Macht um jeden Preis? Warum Merz` Opportunismus die Demokratie unbeabsichtigt stärken könnte
Kürzlich hat die CDU/CSU-Fraktion erstmals ein Gesetz mit Hilfe der AfD verabschiedet. Was lange als „Brandmauer“ gegen eine Zusammenarbeit mit der AfD galt, wurde durch dieses Ereignis erheblich erschüttert. Es scheint, als habe die CDU bewusst auf die Stimmen der AfD gesetzt und damit die Partei einen Schritt weiter in Richtung gesellschaftlicher Normalisierung gebracht.
Die angebliche Brandmauer der CDU gegen die AfD ist längst nicht mehr stabil. Friedrich Merz, der sich in der Vergangenheit oft klar gegen eine Kooperation ausgesprochen hat, offenbart immer wieder seine wahre politische Natur: Opportunismus und Machthunger. Solange er andere Optionen hat, wird er aus taktischen Gründen auf Distanz zur AfD bleiben. Doch sollte sich die Situation ergeben, dass er nur durch eine Koalition mit der AfD Kanzler werden kann, bin ich überzeugt, dass er keine Sekunde zögern würde. Die CDU hat bereits gezeigt, dass sie bereit ist, für politischen Gewinn ihre eigenen Prinzipien aufzuweichen.
So bedenklich diese Abstimmung auch ist und so problematisch die Normalisierung der AfD sein mag, sie zeigt auch eine andere Perspektive auf: eine Möglichkeit für eine echte Demokratie, jenseits von parteipolitischen Machtspielchen und der seit Jahrzehnten etablierten Fraktionsdisziplin. Denn so sehr diese Abstimmung ein politischer Skandal ist, zeigt sie auch, dass eine Entscheidung auf Grundlage einer realen Parlamentsmehrheit, und nicht auf Basis einer zuvor im Kabinett der Bundesregierung festgelegten Linie, getroffen wurde. Hier wurde eine Entscheidung gefällt, die sich nicht nach parteiinterner Logik, sondern nach der Überzeugung einer Mehrheit der Abgeordneten richtete – genau so, wie es sein sollte.
Natürlich ist es wichtig, dass Abgeordnete innerhalb einer Partei in gewissem Rahmen kooperieren, um politische Stabilität zu gewährleisten. Doch diese Zusammenarbeit darf nicht zu einer rigiden Fraktionsdisziplin führen, die den Bundestag zu einer reinen Abstimmungsmaschine degradiert. Jeder Abgeordnete sollte nach seinem eigenen Gewissen entscheiden können, ohne Angst vor parteiinternen Konsequenzen zu haben.

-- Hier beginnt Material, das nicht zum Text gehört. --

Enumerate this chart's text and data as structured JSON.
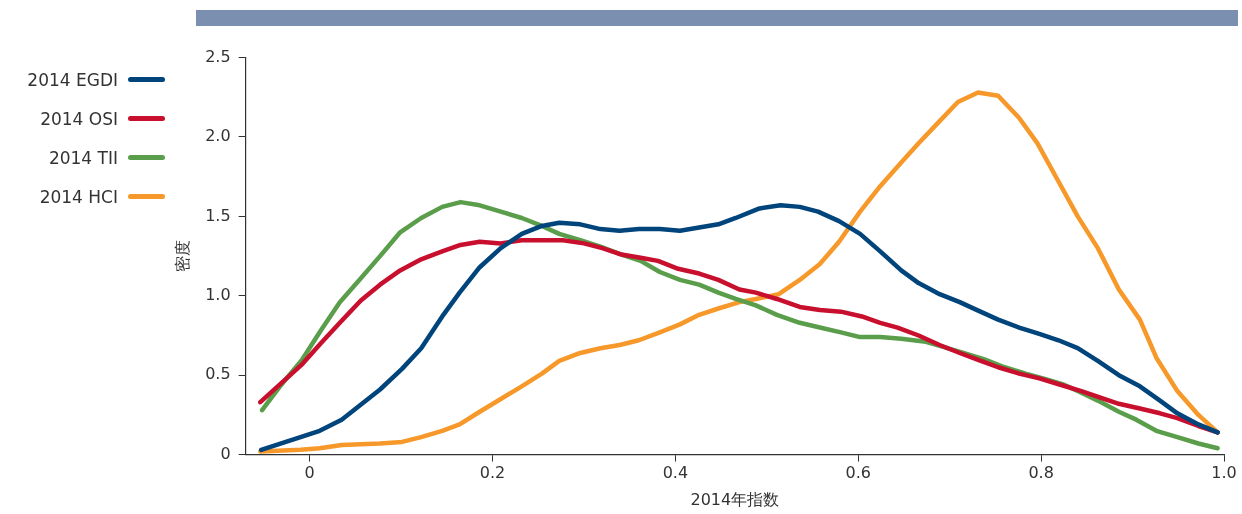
{
  "chart_data": {
    "type": "line",
    "xlabel": "2014年指数",
    "ylabel": "密度",
    "legend": "left",
    "grid": false,
    "marker": "none",
    "line_style": "solid",
    "xlim": [
      -0.07,
      1.0
    ],
    "xticks": [
      0,
      0.2,
      0.4,
      0.6,
      0.8,
      {
        "value": 1.0,
        "label": "1.0"
      }
    ],
    "ylim": [
      0,
      2.5
    ],
    "yticks": [
      0,
      0.5,
      {
        "value": 1.0,
        "label": "1.0"
      },
      1.5,
      {
        "value": 2.0,
        "label": "2.0"
      },
      2.5
    ],
    "series": [
      {
        "name": "2014 EGDI",
        "color": "#00447c",
        "x": [
          -0.053,
          -0.01,
          0.011,
          0.035,
          0.077,
          0.101,
          0.122,
          0.145,
          0.164,
          0.186,
          0.209,
          0.232,
          0.254,
          0.273,
          0.296,
          0.318,
          0.339,
          0.36,
          0.383,
          0.405,
          0.426,
          0.447,
          0.466,
          0.492,
          0.515,
          0.536,
          0.556,
          0.579,
          0.602,
          0.624,
          0.647,
          0.666,
          0.689,
          0.711,
          0.73,
          0.753,
          0.776,
          0.798,
          0.819,
          0.84,
          0.862,
          0.885,
          0.908,
          0.93,
          0.949,
          0.972,
          0.993
        ],
        "values": [
          0.03,
          0.11,
          0.15,
          0.22,
          0.41,
          0.54,
          0.67,
          0.87,
          1.02,
          1.18,
          1.3,
          1.39,
          1.44,
          1.46,
          1.45,
          1.42,
          1.41,
          1.42,
          1.42,
          1.41,
          1.43,
          1.45,
          1.49,
          1.55,
          1.57,
          1.56,
          1.53,
          1.47,
          1.39,
          1.28,
          1.16,
          1.08,
          1.01,
          0.96,
          0.91,
          0.85,
          0.8,
          0.76,
          0.72,
          0.67,
          0.59,
          0.5,
          0.43,
          0.34,
          0.26,
          0.19,
          0.14
        ]
      },
      {
        "name": "2014 OSI",
        "color": "#c8102e",
        "x": [
          -0.054,
          -0.031,
          -0.008,
          0.012,
          0.033,
          0.056,
          0.077,
          0.099,
          0.122,
          0.145,
          0.165,
          0.186,
          0.209,
          0.232,
          0.254,
          0.277,
          0.3,
          0.32,
          0.341,
          0.362,
          0.381,
          0.403,
          0.426,
          0.447,
          0.47,
          0.488,
          0.511,
          0.536,
          0.558,
          0.581,
          0.604,
          0.624,
          0.643,
          0.666,
          0.689,
          0.711,
          0.734,
          0.753,
          0.776,
          0.798,
          0.821,
          0.844,
          0.864,
          0.885,
          0.908,
          0.93,
          0.949,
          0.972,
          0.993
        ],
        "values": [
          0.33,
          0.45,
          0.57,
          0.7,
          0.83,
          0.97,
          1.07,
          1.16,
          1.23,
          1.28,
          1.32,
          1.34,
          1.33,
          1.35,
          1.35,
          1.35,
          1.33,
          1.3,
          1.26,
          1.24,
          1.22,
          1.17,
          1.14,
          1.1,
          1.04,
          1.02,
          0.98,
          0.93,
          0.91,
          0.9,
          0.87,
          0.83,
          0.8,
          0.75,
          0.69,
          0.64,
          0.59,
          0.55,
          0.51,
          0.48,
          0.44,
          0.4,
          0.36,
          0.32,
          0.29,
          0.26,
          0.23,
          0.18,
          0.14
        ]
      },
      {
        "name": "2014 TII",
        "color": "#5a9e4b",
        "x": [
          -0.052,
          -0.031,
          -0.008,
          0.012,
          0.033,
          0.056,
          0.077,
          0.099,
          0.122,
          0.145,
          0.165,
          0.186,
          0.209,
          0.232,
          0.254,
          0.273,
          0.296,
          0.318,
          0.341,
          0.362,
          0.383,
          0.405,
          0.426,
          0.447,
          0.466,
          0.488,
          0.511,
          0.536,
          0.558,
          0.581,
          0.602,
          0.624,
          0.647,
          0.674,
          0.692,
          0.715,
          0.738,
          0.76,
          0.783,
          0.802,
          0.825,
          0.844,
          0.862,
          0.885,
          0.904,
          0.926,
          0.949,
          0.972,
          0.993
        ],
        "values": [
          0.28,
          0.44,
          0.6,
          0.78,
          0.96,
          1.11,
          1.25,
          1.4,
          1.49,
          1.56,
          1.59,
          1.57,
          1.53,
          1.49,
          1.44,
          1.39,
          1.35,
          1.31,
          1.26,
          1.22,
          1.15,
          1.1,
          1.07,
          1.02,
          0.98,
          0.94,
          0.88,
          0.83,
          0.8,
          0.77,
          0.74,
          0.74,
          0.73,
          0.71,
          0.68,
          0.64,
          0.6,
          0.55,
          0.51,
          0.48,
          0.44,
          0.39,
          0.34,
          0.27,
          0.22,
          0.15,
          0.11,
          0.07,
          0.04
        ]
      },
      {
        "name": "2014 HCI",
        "color": "#f7992a",
        "x": [
          -0.054,
          -0.01,
          0.011,
          0.035,
          0.077,
          0.101,
          0.122,
          0.145,
          0.164,
          0.186,
          0.209,
          0.232,
          0.254,
          0.273,
          0.296,
          0.318,
          0.339,
          0.36,
          0.383,
          0.405,
          0.426,
          0.447,
          0.47,
          0.488,
          0.513,
          0.536,
          0.558,
          0.579,
          0.602,
          0.624,
          0.647,
          0.666,
          0.689,
          0.709,
          0.731,
          0.753,
          0.776,
          0.796,
          0.819,
          0.84,
          0.862,
          0.885,
          0.908,
          0.926,
          0.949,
          0.972,
          0.993
        ],
        "values": [
          0.02,
          0.03,
          0.04,
          0.06,
          0.07,
          0.08,
          0.11,
          0.15,
          0.19,
          0.27,
          0.35,
          0.43,
          0.51,
          0.59,
          0.64,
          0.67,
          0.69,
          0.72,
          0.77,
          0.82,
          0.88,
          0.92,
          0.96,
          0.98,
          1.01,
          1.1,
          1.2,
          1.34,
          1.53,
          1.69,
          1.84,
          1.96,
          2.1,
          2.22,
          2.28,
          2.26,
          2.12,
          1.96,
          1.72,
          1.5,
          1.3,
          1.04,
          0.85,
          0.61,
          0.4,
          0.25,
          0.14
        ]
      }
    ]
  }
}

Ein Beispiel für diese fehlende Unabhängigkeit war die Abstimmung zur „Ehe für alle“. Hier wurde die Fraktionsdisziplin ausnahmsweise aufgehoben, damit jeder Abgeordnete seinem Gewissen folgen konnte. Doch warum ist das die Ausnahme und nicht die Regel? Das Grundgesetz sieht vor, dass Abgeordnete frei entscheiden sollen – nicht nur dann, wenn die Parteiführung es ihnen gestattet. Die Fraktionsdisziplin ist in ihrer derzeitigen Form nichts anderes als eine Verfassungswidrigkeit, die sich als politische Praxis festgesetzt hat.
Die Frage, ob man einen Antrag stellt, sollte sich nicht daran orientieren, welche Parteien ihn ebenfalls unterstützen könnten, sondern ob der Antrag politisch sinnvoll ist. Jeder Abgeordnete sollte frei darüber entscheiden, was er für richtig hält, ohne von der Parteiführung unter Druck gesetzt zu werden. Nur so kann eine wirkliche Demokratie funktionieren.
Die CDU hat mit dieser Abstimmung gezeigt, dass sie bereit ist, ihre eigenen Prinzipien für Machtgewinn zu opfern. Doch gleichzeitig hat sie ungewollt demonstriert, dass eine echte demokratische Entscheidung ohne die enge Kontrolle des Kabinetts möglich ist. Vielleicht liegt hier eine Chance, die Politik endlich wieder unabhängiger und demokratischer zu machen.